Von Paris ist die Rede

Ja, diese kleine Paris, die Hiltonerbin. An den Anfang ihrer Promi-Karriere war sie so richtig unsympathisch, eine Ekel-Tusse aus einer reichen und (moralisch) verfaulten Sippe. Dumm also wie die Nacht.

Allerdings fällt sie immer wieder auf, und zwar auf angenehmste Weise – regelmässig kommt sie mit dem so genannten Gesetz in Konflikt, und als Sahnehäubchen drauf, fast ausschliesslich wegen Drogen.
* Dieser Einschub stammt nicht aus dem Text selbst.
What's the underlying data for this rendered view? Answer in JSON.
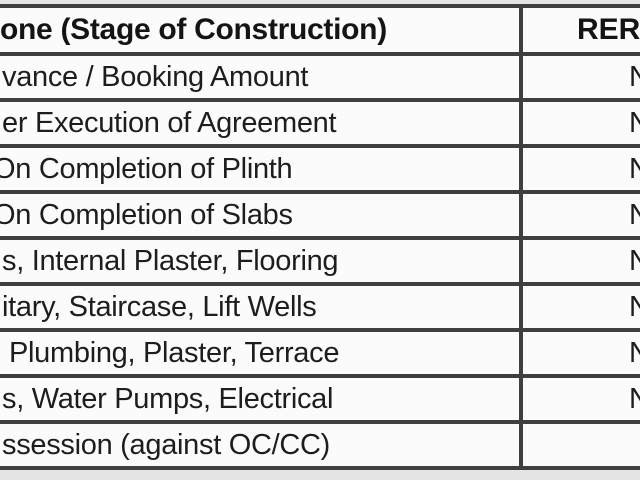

Und wer so hartnäckig mit den `Konventionen` (= Polizei und Gerichten) in Clinch gerät, der ist garantiert nicht ohne, der muss was draufhaben, der kann offensichtlich denken.

Da ist es schon gut vorstellbar, der Kleinen passt vieles in ihrer Umgebung nicht, alles ödet sie an, und da sie bereits entdeckt hatt, dass sich ihre Situation mit Hanf viel besser verarbeiten darf, als mit gesellschaftskonformen Droge Alkohol, so pfeift sie auf alle Verbote und Gesetze, was sie im Sinn der Zukunft und einer Individualgesellschaft äusserst sympathisch macht.